- Genres: Folk
- Years active: 2015–present
- Website: www.overandthrough.com

= Claire Cronin (singer-songwriter) =

Singer and song writer

Claire Cronin is a singer-songwriter and author. She has released four albums: Over and Through (2015), Came Down a Storm (2016), Big Dread Moon (2019) and Bloodless (2021).

==Biography==
Cronin moved from Los Angeles to Athens, Georgia in the summer of 2015. In addition to her music career, she is a poet and as of 2019 was a PhD student in creative writing at the University of Georgia, completing a thesis on horror films and television. She has described poetry and songwriting as "equally meaningful, difficult and necessary", saying "they may come from the same inner place, but ... there is a different burden on poetry to silently perform emotion and nuance to a reader, [whereas] a singer's voice can impart these things in how it handles lyrics—transforming a really simple refrain into something profound, for example." Cronin has named the songwriters Jason Molina, Nick Drake, Chan Marshall and Jeff Mangum, and the poets Brigit Pegeen Kelly, Frank Stanford and Sara Nicholson as influences.

==Over and Through (2015)==
Over and Through, a compilation of Cronin's work produced over the previous several years, was released in 2015.

==Came Down a Storm (2016)==
Came Down a Storm, produced in collaboration with John Dieterich of Deerhoof, was released in 2016. Cronin has described the album as resembling a concept album by virtue of the songs' focus on "death and the afterlife" and their construction of "overlapping narratives and characters." Gabe Vodicka, writing in Flagpole Magazine, singles out "The Unnatural" for praise and described the album's other songs as "both beautiful and terrifying—abstract stories of personal victory set against a sea of apocalyptic imagery."

==Big Dread Moon (2019)==
Big Dread Moon was released in 2019. The album's lyrics draw on Cronin's interest in horror films; musically, most songs feature only vocals, guitar and viola, while only some use synthesizers and percussion.

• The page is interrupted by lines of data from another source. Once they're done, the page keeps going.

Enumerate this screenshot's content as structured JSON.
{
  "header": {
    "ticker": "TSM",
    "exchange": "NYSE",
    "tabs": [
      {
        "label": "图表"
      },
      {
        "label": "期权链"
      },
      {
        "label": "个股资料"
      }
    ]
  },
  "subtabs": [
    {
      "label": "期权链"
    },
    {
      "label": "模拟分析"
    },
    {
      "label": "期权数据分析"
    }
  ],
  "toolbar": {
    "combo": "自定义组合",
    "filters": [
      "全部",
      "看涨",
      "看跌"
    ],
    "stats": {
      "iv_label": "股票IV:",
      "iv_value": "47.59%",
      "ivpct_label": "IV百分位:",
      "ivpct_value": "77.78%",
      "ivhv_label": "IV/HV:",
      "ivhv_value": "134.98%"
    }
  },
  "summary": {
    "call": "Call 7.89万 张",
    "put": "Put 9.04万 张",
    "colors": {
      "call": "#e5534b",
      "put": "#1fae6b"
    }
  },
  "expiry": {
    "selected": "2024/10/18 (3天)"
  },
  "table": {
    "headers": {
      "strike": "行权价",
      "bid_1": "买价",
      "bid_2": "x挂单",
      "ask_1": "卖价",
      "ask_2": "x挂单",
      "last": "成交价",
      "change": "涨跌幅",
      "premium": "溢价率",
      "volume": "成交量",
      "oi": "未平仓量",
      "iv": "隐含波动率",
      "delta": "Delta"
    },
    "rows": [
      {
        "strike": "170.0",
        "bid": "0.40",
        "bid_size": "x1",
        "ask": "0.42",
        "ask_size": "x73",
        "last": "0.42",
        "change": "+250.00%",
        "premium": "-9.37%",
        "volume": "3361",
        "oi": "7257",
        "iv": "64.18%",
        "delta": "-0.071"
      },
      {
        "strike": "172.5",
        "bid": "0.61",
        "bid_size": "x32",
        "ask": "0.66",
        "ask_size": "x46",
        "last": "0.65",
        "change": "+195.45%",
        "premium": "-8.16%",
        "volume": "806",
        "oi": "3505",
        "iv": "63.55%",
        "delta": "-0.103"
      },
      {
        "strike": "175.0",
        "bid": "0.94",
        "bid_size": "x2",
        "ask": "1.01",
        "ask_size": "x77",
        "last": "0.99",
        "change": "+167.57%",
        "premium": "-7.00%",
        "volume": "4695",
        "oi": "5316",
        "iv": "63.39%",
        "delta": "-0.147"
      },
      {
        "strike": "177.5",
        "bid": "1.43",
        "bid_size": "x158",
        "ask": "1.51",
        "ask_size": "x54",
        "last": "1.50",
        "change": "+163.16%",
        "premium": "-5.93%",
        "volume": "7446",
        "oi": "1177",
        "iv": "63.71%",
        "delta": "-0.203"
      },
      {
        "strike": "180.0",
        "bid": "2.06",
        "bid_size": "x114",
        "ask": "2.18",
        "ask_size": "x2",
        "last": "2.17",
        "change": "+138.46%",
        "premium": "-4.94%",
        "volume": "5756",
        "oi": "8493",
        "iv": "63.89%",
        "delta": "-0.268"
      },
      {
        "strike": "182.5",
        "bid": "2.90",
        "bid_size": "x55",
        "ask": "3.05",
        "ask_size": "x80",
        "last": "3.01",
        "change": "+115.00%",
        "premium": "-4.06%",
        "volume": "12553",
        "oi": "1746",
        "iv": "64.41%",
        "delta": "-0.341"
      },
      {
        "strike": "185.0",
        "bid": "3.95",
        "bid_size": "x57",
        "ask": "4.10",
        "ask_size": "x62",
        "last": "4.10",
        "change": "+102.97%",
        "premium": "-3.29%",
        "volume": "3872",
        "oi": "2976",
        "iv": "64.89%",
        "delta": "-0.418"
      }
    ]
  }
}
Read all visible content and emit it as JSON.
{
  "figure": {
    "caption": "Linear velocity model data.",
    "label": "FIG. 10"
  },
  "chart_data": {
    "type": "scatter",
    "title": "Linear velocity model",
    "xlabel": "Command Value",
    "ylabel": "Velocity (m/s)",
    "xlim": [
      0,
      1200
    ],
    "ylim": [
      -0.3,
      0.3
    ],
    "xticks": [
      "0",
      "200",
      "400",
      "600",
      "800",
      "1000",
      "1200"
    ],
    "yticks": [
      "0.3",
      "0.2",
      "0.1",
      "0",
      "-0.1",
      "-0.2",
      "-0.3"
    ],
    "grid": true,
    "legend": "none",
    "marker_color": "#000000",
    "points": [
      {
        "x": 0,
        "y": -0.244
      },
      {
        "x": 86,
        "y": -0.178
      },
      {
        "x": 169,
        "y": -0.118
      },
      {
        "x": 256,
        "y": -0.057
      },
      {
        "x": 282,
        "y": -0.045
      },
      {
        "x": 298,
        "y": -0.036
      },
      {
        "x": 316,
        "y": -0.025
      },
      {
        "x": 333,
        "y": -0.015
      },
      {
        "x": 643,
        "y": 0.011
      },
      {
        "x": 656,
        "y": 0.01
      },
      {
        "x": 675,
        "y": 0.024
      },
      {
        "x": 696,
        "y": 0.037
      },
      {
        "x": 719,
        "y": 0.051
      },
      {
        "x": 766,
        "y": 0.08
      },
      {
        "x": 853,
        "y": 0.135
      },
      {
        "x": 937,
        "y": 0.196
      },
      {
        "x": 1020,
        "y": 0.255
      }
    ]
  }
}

Sam Sodomsky of Pitchfork described Cronin's lyrics on the album as "kaleidoscopic" and "heavy with pre-traumatic calm." Sodomsky noted that the album strikes a "balance between tenderness and terror, the supernatural and the quotidian" and praised "Wolfman" as a high point, describing it as "a slow, menacing ballad sung with the devotion of a love song." Writing for Talkhouse, Sam Woodring wrote that Big Dread Moon "betrays a strong knack for narrative, pacing, and imagery, probably indebted to her other artistic endeavor as a writer" and noted that Cronin's vocals "dart around in a way that builds suspense not only for what she is about to say, but for how she may or may not buckle her words into pitch-perfect severed parts."

==Blue Light of the Screen (2020)==
Cronin's first book of non-fiction, Blue Light of the Screen: On Horror, Ghosts, and God, was published by Repeater Books in October 2020. Reviewing the book in International Times, Rupert Loydell described it as "an obsessional, egotistical nightmare of a book, a shapeshifting gothic narrative". Enrico Monacelli in The Quietus described it as "a blood-shot eyed tour-guide to losing one's ability to speak and think; to being bewildered by the strangeness of the dead and the living".

==Bloodless (2021)==
Cronin's fourth album, Bloodless, was released in November 2021. Reviewing the album in God Is in the TV, Trev Elkins described it as "more real, personal and direct" in its examination of fear and sorrow than Big Dread Moon, but noted that it also contains moments of humor, as well as "beautiful, melancholic rawness and cautionary tales". Bruce Miller of PopMatters also compared the two albums, identifying Bloodlesss production during the COVID-19 pandemic and 2020 California wildfires as contributing to its sense of intensity and uncertainty, and comparing it to the work of Brigid Mae Power and Neil Young.